New Age akımı ve küresel düzen

Dünya yeni bir düzenle tanıştı artık, bu düzenin adı “New World Order” olarak belirlendi. Bu düzene göre Büyük bir Ortadoğu Projesi tertip edildi ve Ortadoğu’yu yeniden dizayn etmek için kollar sıvandı. Yeni Dünya Düzeni esasına göre tek dünya imparatorluğu ideolojisi belirlendi.
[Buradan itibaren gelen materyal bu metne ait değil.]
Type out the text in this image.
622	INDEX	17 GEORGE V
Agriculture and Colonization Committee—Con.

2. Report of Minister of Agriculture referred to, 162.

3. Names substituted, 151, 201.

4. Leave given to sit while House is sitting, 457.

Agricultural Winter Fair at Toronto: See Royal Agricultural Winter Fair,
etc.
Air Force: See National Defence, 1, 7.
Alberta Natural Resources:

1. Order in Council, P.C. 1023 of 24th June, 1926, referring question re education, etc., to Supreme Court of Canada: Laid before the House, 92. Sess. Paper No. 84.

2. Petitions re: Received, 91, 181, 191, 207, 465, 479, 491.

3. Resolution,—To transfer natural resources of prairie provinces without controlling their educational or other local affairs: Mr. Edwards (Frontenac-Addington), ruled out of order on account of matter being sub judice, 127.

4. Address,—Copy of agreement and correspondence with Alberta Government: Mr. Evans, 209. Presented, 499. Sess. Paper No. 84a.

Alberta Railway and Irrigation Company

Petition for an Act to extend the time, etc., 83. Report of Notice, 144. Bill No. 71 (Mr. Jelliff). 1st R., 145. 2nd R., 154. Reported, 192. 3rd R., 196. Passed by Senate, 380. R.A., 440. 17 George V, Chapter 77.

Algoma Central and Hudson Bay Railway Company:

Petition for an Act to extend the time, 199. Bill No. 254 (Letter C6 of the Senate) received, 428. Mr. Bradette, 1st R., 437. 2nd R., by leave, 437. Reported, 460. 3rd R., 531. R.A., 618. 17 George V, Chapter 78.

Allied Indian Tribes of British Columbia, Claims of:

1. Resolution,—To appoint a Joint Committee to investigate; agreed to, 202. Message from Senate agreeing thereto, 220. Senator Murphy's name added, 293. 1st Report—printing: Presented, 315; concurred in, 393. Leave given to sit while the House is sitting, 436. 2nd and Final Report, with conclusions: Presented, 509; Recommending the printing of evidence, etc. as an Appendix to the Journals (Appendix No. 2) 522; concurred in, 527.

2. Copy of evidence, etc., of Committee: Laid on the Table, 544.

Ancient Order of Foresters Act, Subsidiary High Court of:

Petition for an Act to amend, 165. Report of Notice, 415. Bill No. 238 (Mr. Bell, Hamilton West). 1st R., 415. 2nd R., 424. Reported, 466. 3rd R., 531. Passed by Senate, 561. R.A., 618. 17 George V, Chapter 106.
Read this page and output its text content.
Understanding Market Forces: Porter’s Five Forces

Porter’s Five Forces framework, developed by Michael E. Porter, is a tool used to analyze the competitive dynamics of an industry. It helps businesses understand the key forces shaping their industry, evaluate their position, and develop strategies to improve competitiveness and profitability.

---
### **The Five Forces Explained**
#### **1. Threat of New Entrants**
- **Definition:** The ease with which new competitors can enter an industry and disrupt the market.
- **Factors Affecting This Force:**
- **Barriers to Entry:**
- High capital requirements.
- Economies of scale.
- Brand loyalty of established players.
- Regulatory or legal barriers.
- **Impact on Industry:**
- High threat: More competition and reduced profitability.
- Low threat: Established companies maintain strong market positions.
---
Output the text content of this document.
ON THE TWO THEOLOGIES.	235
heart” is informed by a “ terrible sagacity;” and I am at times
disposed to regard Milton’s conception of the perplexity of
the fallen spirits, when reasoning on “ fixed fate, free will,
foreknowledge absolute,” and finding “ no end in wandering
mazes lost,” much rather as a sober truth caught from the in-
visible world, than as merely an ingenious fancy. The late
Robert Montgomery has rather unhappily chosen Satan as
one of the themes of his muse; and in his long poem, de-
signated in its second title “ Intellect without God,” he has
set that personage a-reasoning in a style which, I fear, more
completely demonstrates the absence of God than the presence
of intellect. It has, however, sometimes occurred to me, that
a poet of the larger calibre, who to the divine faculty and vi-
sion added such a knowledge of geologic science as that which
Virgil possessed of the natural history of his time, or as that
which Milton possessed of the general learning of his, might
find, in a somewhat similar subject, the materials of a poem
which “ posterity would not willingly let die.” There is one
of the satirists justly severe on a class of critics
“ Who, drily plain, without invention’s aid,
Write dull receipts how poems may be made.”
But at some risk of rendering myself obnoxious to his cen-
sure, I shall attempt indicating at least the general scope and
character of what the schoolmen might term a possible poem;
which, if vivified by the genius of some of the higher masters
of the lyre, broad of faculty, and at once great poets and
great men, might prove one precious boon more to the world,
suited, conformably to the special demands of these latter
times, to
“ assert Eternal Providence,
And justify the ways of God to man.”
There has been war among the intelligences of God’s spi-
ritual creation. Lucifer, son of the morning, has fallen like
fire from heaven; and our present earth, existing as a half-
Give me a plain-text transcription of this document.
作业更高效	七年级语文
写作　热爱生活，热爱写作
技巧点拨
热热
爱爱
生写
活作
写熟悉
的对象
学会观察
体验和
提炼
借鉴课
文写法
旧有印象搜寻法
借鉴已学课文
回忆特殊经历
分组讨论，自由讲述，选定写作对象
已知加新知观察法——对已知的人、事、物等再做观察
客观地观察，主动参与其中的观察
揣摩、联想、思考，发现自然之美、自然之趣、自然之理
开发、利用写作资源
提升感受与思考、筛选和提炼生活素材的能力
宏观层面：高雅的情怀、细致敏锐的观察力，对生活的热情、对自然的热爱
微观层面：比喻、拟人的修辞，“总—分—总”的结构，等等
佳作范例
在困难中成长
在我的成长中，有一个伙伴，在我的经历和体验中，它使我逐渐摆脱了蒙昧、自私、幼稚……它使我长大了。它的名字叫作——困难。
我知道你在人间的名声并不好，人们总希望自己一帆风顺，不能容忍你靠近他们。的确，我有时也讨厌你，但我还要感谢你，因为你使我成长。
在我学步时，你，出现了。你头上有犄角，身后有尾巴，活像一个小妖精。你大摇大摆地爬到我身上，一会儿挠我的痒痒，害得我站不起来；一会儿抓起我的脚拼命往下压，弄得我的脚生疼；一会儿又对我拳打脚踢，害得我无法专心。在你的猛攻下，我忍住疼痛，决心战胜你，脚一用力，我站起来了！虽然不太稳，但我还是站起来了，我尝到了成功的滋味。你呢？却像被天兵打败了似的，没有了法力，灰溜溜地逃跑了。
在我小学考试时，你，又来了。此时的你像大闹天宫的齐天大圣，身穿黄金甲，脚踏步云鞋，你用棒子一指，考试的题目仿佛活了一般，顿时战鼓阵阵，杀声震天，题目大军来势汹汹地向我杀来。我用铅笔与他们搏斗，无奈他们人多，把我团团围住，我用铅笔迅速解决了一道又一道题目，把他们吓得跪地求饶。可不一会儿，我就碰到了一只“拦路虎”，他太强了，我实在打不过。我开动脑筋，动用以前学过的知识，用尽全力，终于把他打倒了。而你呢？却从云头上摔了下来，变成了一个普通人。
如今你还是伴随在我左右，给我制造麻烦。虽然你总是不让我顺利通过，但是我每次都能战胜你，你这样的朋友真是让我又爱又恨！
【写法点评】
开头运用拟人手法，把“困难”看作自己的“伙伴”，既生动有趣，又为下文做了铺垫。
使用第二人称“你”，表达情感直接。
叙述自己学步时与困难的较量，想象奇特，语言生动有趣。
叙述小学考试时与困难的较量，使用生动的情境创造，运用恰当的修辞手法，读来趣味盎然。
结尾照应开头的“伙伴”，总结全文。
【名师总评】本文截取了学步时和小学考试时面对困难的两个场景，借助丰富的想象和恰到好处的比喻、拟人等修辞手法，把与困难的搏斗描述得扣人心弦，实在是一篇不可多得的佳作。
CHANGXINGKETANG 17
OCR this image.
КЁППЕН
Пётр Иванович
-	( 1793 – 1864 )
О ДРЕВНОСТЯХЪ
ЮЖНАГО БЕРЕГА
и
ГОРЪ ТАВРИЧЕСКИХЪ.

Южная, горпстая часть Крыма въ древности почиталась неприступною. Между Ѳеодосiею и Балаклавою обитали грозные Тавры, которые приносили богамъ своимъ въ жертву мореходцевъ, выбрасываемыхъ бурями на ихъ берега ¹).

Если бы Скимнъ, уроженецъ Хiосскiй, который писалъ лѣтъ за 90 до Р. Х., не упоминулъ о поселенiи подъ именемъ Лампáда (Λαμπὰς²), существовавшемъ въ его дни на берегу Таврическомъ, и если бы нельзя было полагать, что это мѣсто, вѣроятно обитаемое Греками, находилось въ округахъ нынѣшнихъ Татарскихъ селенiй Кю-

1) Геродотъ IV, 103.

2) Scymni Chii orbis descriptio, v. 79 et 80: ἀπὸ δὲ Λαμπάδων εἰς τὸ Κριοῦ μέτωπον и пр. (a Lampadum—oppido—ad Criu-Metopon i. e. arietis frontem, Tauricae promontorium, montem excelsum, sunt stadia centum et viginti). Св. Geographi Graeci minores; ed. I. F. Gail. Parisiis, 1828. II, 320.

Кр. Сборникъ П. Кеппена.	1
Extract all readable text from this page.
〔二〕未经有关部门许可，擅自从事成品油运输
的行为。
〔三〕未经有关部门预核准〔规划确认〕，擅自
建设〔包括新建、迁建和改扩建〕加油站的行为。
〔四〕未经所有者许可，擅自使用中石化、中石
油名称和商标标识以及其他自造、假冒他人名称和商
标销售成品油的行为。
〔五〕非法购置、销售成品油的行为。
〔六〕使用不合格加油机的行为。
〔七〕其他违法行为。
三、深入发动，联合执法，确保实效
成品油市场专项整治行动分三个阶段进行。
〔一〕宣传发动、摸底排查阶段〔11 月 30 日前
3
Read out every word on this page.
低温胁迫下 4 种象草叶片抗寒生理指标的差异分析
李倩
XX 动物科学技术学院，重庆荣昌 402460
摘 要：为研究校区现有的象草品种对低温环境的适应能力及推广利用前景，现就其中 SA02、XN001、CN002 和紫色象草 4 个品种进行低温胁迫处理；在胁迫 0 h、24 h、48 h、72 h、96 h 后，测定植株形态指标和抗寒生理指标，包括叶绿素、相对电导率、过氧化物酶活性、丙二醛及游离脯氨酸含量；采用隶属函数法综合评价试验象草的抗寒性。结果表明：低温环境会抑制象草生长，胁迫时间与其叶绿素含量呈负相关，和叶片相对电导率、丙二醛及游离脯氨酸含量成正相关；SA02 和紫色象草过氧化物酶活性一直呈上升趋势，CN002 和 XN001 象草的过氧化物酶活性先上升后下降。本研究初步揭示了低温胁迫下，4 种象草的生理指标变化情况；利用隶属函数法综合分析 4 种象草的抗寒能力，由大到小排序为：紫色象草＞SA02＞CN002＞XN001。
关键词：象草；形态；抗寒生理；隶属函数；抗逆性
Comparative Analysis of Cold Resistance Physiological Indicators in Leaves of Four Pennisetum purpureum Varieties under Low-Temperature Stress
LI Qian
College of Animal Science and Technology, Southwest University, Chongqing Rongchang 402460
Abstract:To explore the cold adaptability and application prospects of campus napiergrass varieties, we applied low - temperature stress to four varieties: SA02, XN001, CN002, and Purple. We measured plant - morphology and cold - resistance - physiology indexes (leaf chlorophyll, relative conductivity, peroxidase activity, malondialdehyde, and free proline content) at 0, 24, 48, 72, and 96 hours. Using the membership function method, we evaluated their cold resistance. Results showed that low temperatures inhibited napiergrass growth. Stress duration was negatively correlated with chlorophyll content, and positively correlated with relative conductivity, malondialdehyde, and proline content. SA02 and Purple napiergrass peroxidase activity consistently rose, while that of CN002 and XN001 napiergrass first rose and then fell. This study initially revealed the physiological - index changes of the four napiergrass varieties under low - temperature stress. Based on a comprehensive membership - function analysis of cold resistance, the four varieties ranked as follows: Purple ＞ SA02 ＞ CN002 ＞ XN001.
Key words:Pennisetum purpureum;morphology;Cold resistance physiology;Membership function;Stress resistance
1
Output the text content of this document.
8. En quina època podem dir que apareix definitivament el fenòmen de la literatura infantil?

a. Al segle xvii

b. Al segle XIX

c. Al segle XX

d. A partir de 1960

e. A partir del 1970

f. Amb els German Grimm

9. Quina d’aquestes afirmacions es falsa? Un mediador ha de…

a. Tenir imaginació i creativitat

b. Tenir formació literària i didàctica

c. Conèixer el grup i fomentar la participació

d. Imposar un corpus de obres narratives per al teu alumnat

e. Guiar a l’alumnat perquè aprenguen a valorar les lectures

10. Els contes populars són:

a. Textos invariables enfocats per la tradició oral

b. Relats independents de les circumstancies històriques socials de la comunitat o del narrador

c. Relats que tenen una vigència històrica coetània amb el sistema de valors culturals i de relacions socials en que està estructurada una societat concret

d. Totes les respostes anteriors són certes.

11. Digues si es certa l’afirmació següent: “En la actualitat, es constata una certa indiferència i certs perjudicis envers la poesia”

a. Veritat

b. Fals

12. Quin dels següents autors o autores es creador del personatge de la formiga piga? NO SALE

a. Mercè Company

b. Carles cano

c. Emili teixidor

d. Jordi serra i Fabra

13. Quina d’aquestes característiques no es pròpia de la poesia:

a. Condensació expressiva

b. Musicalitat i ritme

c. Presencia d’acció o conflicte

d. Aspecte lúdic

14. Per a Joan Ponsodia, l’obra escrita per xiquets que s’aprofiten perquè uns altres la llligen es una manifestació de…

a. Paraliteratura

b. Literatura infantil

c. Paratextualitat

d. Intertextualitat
Bu ideolojiye hizmet etmesi için de New Age yani “Yeni Çağ” akımı aktör olarak seçildi ve bu akım pek çok gizli ya da aleni yapılanmayı beraberinde getirdi.

Bu akımların içinde insan doğasını cezbedebilecek her şey vardı…

Para, güç, seks…

New Age bir tarikat ya da dini bir yapılanma değildi, bir kilisesi ya da özel bir ibadet yeri yoktu…

Onlara göre New Age’in siyaset ya da bilindik dinler ile hiçbir bağlantısı yoktu ve sadece kozmik bir inanıştan ibaretti. Onlara göre bilindik dinlerin çağı artık sona ermiş ve Yeni Dünya Düzeni (New World Order) kapsamında Yeniçağ (New Age) başlamıştı.

Kozmik inanış dedikleri söylemler Kabala öğretisi temelinde Budizm, Zerdüştlük ve daha pek çok Uzakdoğu felsefesinin öğretisiyle harmanlanmış, inananlarına yeni bir akımmış gibi anlatılan bir inanış biçimiydi.

Bu inanışı temel alarak pek çok cemiyet, tarikat ve topluluk bir anda filizleniverdi…

Ruhlarla ilişkiye geçme sevdalısı olan, metafizik, spritualizm, okültistik ilimlere meyilli olanlar, potansiyel kurbanlar haline geldiler ve adeta bu öğretilerin üstadı gibi çalışan New Age yapılanmalarının müritleri oldular.

Her şeyden önce bu din düşünce, beden, ruh, madde, toprak ve evrenin her yerde hazır ve nazır bulunan bir varlıktan oluştuğunu kabul ediyor. Gerçek bir sınır yok, ne ‘içerisi’ ne ‘dışarısı’ var. Her şey bir kaynaşma ve birleşmeden ibaret. New Age, düalizmle biçimlenmiş zihnimizin bilim ve sanat, mistisizm ve rasyonellik, teknoloji ve doğa, Doğuluların yin ve yang gibi ikili unsurlarını hem görmezden geliyor, hem gelmiyor. İkircikli bir durum söz konusu. Ama onlarla aynı amaca ulaşmaya çalışıyor: Kozmik –ya da enerjiye dayalı- bir bilincin yaratılması.

New Age akımı 1980’lerde ortaya çıktı ve dünya dışı ruhsal varlıkların yine dünyamızı kurtarmak adına yaptığı tebliğleri medyumlar aracılığı ile kanal bilgisi denilen sistemle aktararak bizleri kurtarmaya çalıştı. Bunun yanı sıra pek çok meditasyon grupları da ruhsal rehberler edinmek adına bu akımın elinden tuttular.

Ruhsal bir evrime inandıkları için önce Darwinizmi reddeden bu akım, diğer dinlere de pek ehemmiyet vermez. Ashtar Sharon isimli galaktik varlık sosyal medyada oldukça popülerdir ve dünyamızın da içinde bulunduğu galaktik federasyondan haberler verir sürekli olarak. Yine Baş melek Cebrail’den mesaj alanlar olduğu gibi, düşmüş melek tabirinden söz edenler de oldukça fazladır.

Bu gibi akımlar Yeni Dünya Düzenine, Yeniçağ yani New Age vasıtasıyla hizmet ederler. İşin en hazin tarafı da, bir gerçek olan dünya dışı uygarlıklar ve dünyamızı sık sık ziyarete gelen gerçek Ufoların bu akımlar vasıtasıyla suistimal edilmesidir. Günümüzde birçok kişi sırf bu gibi akımların saçma söylemleri sebebiyle, bu Ufoların varlığına kesinlikle inanmazlar. Oysa gerçek oldukları tüm din kitaplarında açıkça anlatılan Ufolar, New Age akımı sayesinde suistimal edilmiştir.

Hülasa, New Age akımları özellikle semavi dinleri ortadan kaldırmak için başlatılmış büyük bir operasyonun ortak adıdır. Bu operasyonun silahları ise New Age akımına tabi başka dinsel inanışlardır.